Alzo la vista y observo su delicado rostro, que denota un sentimiento de simpatía pero también de apremio por tener que irnos antes de que lleguen refuerzos de los soldados. No le contesto. Aparto la vista y abrazo a Henri una última vez, con mi cara pegada a la suya, y me abandono al sentimiento de pérdida.

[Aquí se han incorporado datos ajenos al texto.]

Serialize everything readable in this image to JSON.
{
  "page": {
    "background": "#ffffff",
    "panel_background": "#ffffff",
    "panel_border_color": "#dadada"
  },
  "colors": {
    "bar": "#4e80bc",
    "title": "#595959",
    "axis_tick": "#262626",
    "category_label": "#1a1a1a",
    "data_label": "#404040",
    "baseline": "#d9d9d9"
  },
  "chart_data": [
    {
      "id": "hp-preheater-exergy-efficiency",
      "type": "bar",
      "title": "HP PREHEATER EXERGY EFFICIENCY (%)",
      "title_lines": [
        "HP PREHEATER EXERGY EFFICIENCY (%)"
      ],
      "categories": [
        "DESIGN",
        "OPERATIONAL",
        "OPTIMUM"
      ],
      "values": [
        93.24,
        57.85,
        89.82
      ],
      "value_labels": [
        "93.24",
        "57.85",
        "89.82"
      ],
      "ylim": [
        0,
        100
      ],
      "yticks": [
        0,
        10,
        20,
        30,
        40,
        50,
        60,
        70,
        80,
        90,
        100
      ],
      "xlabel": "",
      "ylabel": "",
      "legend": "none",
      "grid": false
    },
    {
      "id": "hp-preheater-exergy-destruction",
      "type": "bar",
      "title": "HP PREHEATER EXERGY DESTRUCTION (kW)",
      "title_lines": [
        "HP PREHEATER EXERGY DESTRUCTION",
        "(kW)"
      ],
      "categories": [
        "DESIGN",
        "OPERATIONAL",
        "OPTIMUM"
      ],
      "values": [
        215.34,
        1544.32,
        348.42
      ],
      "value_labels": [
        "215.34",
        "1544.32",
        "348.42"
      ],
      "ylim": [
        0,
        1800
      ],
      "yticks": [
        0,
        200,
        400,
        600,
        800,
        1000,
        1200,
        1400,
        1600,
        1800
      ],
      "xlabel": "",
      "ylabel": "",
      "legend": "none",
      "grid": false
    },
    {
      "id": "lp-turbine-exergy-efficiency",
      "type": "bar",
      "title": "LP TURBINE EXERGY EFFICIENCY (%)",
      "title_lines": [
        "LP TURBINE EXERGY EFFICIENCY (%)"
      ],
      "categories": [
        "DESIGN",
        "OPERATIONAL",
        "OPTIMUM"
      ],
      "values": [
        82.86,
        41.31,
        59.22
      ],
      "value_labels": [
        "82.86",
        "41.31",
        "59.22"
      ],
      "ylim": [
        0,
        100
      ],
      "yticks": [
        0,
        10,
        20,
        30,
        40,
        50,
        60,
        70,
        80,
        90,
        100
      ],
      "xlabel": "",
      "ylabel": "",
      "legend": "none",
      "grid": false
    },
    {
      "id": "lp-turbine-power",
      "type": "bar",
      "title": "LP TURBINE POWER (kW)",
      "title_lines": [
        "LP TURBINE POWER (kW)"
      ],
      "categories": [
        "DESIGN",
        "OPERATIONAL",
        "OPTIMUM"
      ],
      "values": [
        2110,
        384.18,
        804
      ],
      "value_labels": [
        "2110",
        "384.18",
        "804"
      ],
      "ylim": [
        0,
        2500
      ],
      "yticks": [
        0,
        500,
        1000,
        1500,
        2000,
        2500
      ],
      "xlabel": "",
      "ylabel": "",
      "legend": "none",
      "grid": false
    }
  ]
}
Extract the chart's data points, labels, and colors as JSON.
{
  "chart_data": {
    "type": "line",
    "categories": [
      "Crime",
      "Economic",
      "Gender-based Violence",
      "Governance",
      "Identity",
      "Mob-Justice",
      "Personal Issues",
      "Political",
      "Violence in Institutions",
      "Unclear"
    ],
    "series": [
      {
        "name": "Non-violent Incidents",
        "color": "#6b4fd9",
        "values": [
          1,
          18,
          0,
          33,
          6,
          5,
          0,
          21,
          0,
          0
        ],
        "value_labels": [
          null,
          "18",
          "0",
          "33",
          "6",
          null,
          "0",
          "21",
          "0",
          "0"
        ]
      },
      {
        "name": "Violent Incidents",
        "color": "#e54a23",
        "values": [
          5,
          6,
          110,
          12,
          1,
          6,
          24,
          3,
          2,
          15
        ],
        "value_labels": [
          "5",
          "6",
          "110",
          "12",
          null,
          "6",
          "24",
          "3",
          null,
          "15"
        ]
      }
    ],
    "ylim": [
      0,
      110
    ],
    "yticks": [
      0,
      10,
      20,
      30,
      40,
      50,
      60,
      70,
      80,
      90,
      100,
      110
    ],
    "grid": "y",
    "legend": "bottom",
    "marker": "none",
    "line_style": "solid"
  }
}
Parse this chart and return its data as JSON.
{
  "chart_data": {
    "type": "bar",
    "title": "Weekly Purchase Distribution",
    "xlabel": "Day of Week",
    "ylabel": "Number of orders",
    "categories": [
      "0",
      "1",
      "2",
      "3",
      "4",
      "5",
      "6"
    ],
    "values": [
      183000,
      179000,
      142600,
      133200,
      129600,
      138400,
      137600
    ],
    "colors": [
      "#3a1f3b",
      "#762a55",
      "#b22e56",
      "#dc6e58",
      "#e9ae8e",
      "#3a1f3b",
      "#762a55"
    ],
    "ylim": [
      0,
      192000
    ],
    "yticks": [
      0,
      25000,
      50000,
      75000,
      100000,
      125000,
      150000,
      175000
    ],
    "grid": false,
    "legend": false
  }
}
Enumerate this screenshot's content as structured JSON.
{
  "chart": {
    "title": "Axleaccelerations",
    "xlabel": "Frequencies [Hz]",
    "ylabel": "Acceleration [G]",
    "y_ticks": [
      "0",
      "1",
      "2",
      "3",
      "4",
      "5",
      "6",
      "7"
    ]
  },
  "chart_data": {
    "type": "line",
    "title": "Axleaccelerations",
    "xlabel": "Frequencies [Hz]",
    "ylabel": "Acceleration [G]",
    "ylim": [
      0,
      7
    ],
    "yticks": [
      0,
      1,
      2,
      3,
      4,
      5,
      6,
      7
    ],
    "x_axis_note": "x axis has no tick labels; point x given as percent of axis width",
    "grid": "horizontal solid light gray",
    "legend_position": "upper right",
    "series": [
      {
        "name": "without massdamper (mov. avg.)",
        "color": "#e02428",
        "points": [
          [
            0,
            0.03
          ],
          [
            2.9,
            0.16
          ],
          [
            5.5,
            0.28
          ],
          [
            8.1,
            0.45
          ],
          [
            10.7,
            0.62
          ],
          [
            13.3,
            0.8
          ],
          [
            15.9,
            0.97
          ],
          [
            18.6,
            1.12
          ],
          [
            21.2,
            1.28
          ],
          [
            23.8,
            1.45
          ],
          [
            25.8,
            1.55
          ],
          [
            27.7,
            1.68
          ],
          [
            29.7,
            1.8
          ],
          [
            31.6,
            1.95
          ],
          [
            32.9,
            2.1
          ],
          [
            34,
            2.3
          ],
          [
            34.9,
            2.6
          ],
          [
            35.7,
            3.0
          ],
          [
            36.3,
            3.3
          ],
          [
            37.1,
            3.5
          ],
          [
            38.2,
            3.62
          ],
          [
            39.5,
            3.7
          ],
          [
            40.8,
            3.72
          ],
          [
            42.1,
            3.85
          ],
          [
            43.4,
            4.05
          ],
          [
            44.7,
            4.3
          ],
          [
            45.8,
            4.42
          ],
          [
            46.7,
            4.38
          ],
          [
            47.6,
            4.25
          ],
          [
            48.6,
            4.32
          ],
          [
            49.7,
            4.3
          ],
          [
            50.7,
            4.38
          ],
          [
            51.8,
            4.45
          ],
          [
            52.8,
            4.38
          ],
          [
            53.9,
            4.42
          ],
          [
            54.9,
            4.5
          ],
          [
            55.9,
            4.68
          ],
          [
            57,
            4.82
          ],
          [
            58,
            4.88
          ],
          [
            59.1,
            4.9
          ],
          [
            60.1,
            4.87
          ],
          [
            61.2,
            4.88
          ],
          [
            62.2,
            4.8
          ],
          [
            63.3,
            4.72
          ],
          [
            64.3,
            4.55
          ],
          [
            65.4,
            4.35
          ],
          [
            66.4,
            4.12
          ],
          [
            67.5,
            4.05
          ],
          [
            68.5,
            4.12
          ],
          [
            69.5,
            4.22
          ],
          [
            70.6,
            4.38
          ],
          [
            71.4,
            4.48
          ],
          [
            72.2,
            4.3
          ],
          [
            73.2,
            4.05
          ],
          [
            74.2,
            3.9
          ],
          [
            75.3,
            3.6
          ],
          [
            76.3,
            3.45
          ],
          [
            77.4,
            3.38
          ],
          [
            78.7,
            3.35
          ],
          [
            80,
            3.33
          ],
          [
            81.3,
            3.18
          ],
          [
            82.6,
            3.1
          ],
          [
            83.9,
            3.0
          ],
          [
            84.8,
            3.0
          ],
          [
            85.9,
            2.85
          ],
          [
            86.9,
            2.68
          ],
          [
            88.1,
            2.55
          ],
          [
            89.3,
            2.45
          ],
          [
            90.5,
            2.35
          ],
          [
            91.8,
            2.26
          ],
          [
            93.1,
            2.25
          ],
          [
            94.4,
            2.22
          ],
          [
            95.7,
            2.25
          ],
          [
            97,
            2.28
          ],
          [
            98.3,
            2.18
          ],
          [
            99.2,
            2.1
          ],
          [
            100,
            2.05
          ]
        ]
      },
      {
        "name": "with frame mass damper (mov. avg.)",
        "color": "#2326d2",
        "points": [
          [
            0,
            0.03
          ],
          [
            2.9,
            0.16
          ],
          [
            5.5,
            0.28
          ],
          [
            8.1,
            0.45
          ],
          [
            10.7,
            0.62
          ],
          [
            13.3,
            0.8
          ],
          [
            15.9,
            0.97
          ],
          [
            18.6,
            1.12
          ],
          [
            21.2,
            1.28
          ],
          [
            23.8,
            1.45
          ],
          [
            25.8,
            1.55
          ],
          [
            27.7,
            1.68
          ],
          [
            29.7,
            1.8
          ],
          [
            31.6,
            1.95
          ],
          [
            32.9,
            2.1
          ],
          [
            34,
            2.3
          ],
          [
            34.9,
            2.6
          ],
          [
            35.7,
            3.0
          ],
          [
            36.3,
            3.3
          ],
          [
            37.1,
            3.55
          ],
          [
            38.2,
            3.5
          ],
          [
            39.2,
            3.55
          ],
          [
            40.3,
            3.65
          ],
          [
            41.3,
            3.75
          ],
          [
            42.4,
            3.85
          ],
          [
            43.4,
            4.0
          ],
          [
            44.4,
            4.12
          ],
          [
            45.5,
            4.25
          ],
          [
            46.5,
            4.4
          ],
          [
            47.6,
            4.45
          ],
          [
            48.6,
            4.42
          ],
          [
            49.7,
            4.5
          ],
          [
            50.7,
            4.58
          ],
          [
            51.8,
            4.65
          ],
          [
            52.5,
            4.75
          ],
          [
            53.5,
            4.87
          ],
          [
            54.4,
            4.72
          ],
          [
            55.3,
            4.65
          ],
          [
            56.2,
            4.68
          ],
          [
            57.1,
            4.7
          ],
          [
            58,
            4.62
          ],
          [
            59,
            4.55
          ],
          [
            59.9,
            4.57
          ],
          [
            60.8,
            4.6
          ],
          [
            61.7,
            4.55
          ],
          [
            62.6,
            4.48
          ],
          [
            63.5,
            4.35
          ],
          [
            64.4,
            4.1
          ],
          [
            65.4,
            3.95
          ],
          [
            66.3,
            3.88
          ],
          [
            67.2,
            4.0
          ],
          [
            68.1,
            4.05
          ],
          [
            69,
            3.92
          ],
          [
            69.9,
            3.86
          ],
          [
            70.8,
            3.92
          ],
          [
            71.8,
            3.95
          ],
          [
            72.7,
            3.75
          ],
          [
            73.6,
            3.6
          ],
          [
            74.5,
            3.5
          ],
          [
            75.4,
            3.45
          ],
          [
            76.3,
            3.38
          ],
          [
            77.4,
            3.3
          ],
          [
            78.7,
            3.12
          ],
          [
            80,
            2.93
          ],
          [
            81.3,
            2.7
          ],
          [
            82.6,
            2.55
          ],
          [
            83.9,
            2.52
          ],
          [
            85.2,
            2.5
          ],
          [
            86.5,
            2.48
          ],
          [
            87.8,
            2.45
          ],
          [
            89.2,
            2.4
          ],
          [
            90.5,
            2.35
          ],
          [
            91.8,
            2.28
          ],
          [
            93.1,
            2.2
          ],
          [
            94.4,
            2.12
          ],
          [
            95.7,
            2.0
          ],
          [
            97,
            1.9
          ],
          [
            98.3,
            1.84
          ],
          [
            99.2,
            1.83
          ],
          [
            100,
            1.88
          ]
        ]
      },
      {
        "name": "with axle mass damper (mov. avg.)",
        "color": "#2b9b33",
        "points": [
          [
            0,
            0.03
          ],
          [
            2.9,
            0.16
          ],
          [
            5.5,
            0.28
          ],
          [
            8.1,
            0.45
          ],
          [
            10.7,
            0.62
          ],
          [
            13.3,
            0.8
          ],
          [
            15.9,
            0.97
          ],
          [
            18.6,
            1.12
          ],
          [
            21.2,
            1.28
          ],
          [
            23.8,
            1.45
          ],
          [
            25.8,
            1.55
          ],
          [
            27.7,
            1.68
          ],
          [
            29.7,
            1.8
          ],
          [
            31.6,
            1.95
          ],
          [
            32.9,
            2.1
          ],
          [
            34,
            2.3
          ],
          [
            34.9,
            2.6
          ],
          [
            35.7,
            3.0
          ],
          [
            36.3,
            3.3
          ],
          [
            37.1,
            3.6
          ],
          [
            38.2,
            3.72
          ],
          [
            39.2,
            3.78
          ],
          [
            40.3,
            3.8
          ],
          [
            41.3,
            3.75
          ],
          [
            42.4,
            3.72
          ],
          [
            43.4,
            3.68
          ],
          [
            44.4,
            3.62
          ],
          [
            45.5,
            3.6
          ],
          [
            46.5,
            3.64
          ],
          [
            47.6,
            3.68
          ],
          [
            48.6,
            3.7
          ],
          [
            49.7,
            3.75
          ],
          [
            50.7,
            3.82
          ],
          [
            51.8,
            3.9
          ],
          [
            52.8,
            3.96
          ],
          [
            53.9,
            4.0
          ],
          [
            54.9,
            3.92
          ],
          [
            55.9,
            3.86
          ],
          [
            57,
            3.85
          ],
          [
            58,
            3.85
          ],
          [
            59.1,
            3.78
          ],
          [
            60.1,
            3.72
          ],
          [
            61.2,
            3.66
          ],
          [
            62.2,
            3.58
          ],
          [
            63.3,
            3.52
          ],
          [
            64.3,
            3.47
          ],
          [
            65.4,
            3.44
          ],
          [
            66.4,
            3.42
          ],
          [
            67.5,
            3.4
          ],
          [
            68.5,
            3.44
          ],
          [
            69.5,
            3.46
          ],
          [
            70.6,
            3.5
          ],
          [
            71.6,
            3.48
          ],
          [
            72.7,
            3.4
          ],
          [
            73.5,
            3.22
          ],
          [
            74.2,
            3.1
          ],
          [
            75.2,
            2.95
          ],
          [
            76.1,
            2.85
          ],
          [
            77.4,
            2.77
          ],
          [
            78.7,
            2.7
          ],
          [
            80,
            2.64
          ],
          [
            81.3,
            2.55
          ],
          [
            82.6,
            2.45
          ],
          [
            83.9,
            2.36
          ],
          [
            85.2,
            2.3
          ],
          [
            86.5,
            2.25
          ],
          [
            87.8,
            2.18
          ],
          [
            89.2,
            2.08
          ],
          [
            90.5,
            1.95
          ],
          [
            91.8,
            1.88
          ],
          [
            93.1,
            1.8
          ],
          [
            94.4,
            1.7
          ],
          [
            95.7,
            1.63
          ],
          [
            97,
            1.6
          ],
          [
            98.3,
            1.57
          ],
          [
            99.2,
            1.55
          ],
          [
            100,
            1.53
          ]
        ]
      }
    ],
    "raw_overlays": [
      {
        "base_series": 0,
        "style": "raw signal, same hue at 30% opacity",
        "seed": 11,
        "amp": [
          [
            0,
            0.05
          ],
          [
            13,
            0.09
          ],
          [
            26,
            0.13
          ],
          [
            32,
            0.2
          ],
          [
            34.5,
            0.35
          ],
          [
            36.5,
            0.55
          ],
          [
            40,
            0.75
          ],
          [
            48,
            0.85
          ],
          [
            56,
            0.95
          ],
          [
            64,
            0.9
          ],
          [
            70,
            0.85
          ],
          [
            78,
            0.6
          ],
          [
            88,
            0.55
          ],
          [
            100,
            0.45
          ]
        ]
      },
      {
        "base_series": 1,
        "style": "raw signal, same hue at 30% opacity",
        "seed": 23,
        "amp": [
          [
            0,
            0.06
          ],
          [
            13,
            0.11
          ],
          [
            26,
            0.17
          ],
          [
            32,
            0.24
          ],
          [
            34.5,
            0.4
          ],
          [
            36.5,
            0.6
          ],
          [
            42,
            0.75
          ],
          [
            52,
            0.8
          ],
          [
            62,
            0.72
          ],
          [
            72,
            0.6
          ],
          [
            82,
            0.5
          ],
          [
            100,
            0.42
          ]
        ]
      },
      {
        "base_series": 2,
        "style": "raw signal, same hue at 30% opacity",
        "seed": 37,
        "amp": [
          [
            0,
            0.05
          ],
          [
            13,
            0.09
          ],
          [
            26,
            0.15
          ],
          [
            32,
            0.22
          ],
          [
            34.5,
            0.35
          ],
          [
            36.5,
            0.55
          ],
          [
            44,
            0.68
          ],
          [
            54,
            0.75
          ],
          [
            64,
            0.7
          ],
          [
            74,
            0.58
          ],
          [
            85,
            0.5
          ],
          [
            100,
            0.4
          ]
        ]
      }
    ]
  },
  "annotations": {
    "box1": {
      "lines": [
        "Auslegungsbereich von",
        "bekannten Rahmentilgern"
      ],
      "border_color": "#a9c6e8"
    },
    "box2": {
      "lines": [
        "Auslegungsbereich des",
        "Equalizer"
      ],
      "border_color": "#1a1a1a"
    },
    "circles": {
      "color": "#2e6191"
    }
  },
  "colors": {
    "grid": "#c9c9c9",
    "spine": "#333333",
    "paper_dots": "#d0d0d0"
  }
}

—Lo siento mucho, Henri —le susurro al oído, y cierro los ojos—. Te quiero mucho. Yo tampoco cambiaría ni un segundo. Por nada del mundo. Pienso llevarte de vuelta. De algún modo, te llevaré de vuelta a Lorien. Siempre bromeábamos sobre esto, pero en realidad eras mi padre, el mejor padre que podía haber pedido. Nunca te olvidaré, ni un solo minuto mientras viva. Te quiero, Henri. Siempre te he querido.

Le suelto, vuelvo a extender la manta sobre su cara y le deposito suavemente sobre la tabla de madera. Me incorporo y abrazo a Sarah, y ella me rodea en sus brazos hasta que dejo de llorar. Después, me seco las lágrimas con el dorso de la mano y hago una señal a Seis con la cabeza.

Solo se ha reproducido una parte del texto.